Where does carbon accounting come into the equation?
Our corporate clients face the challenge of measuring Scope 3 emissions — indirect emissions from activities outside their immediate control. In the context of events, these might include participants’ travel, venues and accommodation, food and beverage, event materials such as printed media, signage and merchandise, transportation of goods, waste management and even digital infrastructure.
Carbon accounting platforms are a key tool in driving climate action. The software gathers data from various sources within an organisation, including energy consumption, transportation, waste generation and other activities that produce GHGs. It uses standard emission factors and algorithms to calculate the amount of greenhouse gas emissions associated with each activity. It then analyses the data to identify emission hotspots and trends.

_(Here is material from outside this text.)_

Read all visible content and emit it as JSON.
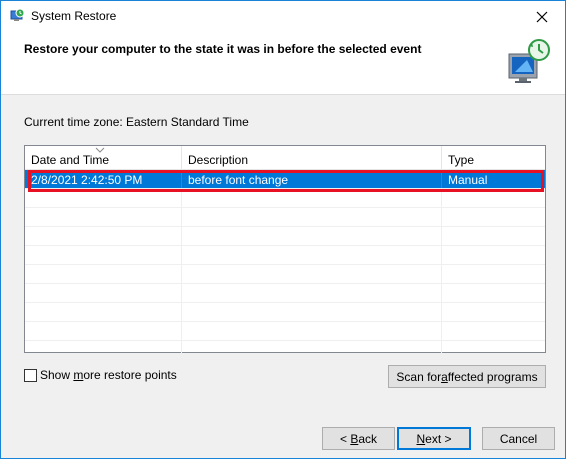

Carbon accounting platforms present the emission data in easy-to-understand visualisations and reports, allowing businesses to track their carbon footprint over time, uncover opportunities for improvement and compare performance against targets.
Supply chain collaboration – upstream and downstream
Carbon accounting in a business ecosystem involves systematically measuring and tracking GHG emissions throughout the entire value chain. It’s a dynamic model that requires information to flow bidirectionally between the client and all its suppliers. This collaborative approach to carbon accounting can generate a more comprehensive understanding of emissions, supporting more effective reduction strategies. Let’s see what this might look like in a hypothetical scenario.
Carbon accounting platforms streamline the complex process of tracking emissions across the event supply chain. Originally designed for large corporations, there are now affordable, accessible solutions for SMEs, which contribute to a substantial proportion of larger companies’ scope 3 emissions.
Until the adoption of carbon accounting platforms becomes more widespread, this model is a lot more labour-intensive to put into practice. But it’s a useful illustration of the art of the possible. It shows how a bi-directional flow of information and communication can equip event professionals to inspire and influence sustainable procurement guidelines that set the stage for responsible decision-making, rather than simply complying with whatever policies are coming from the top down.
By working together, guided by technology, it won’t be long before we will be able to define clearer Scope 3 emissions targets and create a roadmap towards measurable reductions that make a real impact on this planet we call home.